PETILLOT Joëlle

incertain regard – N°15 – Novembre 2017

Putain d’ange

L’humanité qui boîte au mur
Appuie ses rêves en haillons
Sur le béant de ses blessures
J’aimais
Hommes touchants de mésusage
Toucher
En fée des chapardages
Vos corps tendus
Vos mains-carnages
Je happais depuis la fenêtre
Où je guettais
Vos pas-sonnettes
Votre montée vers mon étage
J’aimais
Ombres de maris ô marins
Voguer
Sur l’ombre de vos reins
Mes bras dressés
En étendard
Déplier loin votre regard
J’aimais
Mordre dedans vos solitudes
Clouer le rouge sang des lèvres
A l’ourlet
De vos phrases blêmes
Vos râles froissés comme un drap
Entre mes cuisses de combat
Sous ma peau
Mes muscles de chèvre
J’aimais
Oui j’aimais tout cela
Reine pute dans la lumière
Guettant vos cris sous ma crinière
J’aimais
Vos morsures
Vos entraves
Vos lâchetés
Mes rats de cave
Vos larmes sans enfance, ô gué
Et ce poignard
Que je cachais
Pour vous épingler de sa lame
Pour recueillir en un baiser
Le tout dernier
Rebond
De l’âme
Vos agonies
Superposées.

La clé

Elle a des volutes cuivrées, où des reflets dansent. Gît en elle un pouvoir immense : elle ose le voyage, l’échappée, le rêve. Elle sait la peur juste avant le geste, la paume fragile, les doigts tremblants. Si elle tombe, elle rend un bruit de cloche frêle, la belle jetée de haut peut rebondir. Elle se donne à tous les temps, si prompte à ouvrir les coffrets de lettres gisantes, les portes des pièces qu’on quitte pour s’inviter dans la suivante. Elle tient dans ses formes rondes le passé, le présent, l’avenir. Et remplit tout juste la main.

Parfois elle se fait infime et donne deux ou trois tours pour qu’un air grêle s’échappe d’une boîte à musique.

D’humains à humains, quel seuil franchir sans son aide ?

Il est un lieu dans l’infini des choses, que j’ai rêvé d’abord, puis doucement a pris des contours, un relief, une solidité. Un jardin, un regard, un être, des montagnes dessinées au loin. Un muret, un corps assis.

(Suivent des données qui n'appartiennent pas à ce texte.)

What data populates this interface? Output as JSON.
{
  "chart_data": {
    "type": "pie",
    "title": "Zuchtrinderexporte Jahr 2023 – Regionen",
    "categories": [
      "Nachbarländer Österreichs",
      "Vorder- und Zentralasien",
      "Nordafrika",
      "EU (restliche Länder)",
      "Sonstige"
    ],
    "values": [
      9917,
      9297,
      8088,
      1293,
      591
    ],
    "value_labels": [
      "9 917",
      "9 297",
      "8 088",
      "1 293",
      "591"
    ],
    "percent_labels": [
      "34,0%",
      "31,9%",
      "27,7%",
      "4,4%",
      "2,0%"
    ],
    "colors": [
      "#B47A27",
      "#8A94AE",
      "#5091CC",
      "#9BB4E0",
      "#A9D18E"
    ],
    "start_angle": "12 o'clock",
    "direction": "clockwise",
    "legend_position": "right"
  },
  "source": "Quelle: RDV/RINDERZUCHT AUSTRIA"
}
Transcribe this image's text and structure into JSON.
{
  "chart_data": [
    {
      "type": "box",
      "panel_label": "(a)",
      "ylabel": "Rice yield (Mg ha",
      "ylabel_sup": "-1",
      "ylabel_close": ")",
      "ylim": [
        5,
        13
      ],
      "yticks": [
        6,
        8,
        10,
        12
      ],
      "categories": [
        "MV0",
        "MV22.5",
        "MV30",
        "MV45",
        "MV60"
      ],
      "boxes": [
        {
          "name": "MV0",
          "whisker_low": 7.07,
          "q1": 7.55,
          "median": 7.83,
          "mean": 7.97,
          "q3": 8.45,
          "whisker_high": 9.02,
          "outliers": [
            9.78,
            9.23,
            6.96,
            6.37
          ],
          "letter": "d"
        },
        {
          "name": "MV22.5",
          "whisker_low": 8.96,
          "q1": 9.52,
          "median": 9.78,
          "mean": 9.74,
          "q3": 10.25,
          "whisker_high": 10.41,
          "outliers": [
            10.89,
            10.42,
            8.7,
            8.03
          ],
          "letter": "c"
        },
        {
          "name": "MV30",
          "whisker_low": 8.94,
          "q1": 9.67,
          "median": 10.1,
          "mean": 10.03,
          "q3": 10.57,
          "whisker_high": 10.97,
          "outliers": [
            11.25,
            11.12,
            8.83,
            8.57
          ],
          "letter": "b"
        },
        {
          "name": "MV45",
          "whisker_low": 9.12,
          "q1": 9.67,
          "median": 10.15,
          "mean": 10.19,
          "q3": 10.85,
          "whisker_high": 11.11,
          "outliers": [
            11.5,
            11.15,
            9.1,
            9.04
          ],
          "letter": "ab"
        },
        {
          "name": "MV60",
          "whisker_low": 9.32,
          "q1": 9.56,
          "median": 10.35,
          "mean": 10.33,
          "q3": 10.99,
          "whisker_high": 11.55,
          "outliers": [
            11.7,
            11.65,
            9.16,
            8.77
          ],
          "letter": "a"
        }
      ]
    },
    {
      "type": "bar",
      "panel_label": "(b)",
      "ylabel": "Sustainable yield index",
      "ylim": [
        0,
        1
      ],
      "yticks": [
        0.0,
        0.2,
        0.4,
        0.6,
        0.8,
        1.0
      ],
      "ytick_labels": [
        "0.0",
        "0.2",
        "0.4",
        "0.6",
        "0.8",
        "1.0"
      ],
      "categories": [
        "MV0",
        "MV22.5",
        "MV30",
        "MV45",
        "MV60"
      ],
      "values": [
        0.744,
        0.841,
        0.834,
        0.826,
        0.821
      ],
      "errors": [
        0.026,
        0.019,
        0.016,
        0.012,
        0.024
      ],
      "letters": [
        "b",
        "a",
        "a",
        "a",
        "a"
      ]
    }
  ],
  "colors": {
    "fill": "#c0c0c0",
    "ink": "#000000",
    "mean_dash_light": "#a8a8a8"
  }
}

Un paradis, peut-être.

Une clé serait utile, mais elle se perd dans des poches trop grandes ; un service qu’elle me rend. La trouver, c’est plonger en toi, t’ouvrir en grand comme on le fait d’une maison longtemps fermée, en laissant tous les vents s’engouffrer au creux de la pierre, gicler le sang du bois, et c’est violent, irrespectueux, dommageable enfin.

T’atteindre, et m’effacer. User de cette clé que tu as toi-même dessinée, au fil d’un fil tendu de mots complices, reconnus. Cette clé est la musique même, de sol, de fa, des songes, la clé universelle ; tu l’as posée dans ma paume en me disant : « N’en fais rien ».

C’est un objet de brume, une transparence irisée, un labyrinthe qui finit par se fondre, lèvre à lèvre, avec les lignes de ma main. Ainsi est-elle ancrée. Mais elle palpite, bat. Ne peut pas être remplacée comme dans nos villes froides par un code qui l’est tout autant.

Inscrite. Elle est nous avec le poids de ce qu’on tait, et celui de ce qu’on dérobe. La part d’ombre qui est nôtre, les fêlures timides évoquées à mots de givre, légers comme la buée d’un souffle au cœur de l’hiver.

Tu la dessines, afin que je te trouve au cœur de cet hiver-là, mais pas trop, pas trop vite, pas n’importe comment. Je la trace sur le sable de ta paume ouverte.

Pour que tu cesses de me regarder, et que tu me voies.

Ne prends pas le chemin droit. Passe par l’océan où peut-être tu jetteras la clé vers les dunes, là, au bout. Vers l’oubli bienveillant, car je sais que c’est cela que tu veux.

La clé m’entraîne vers un port dont je ne connais pas le nom.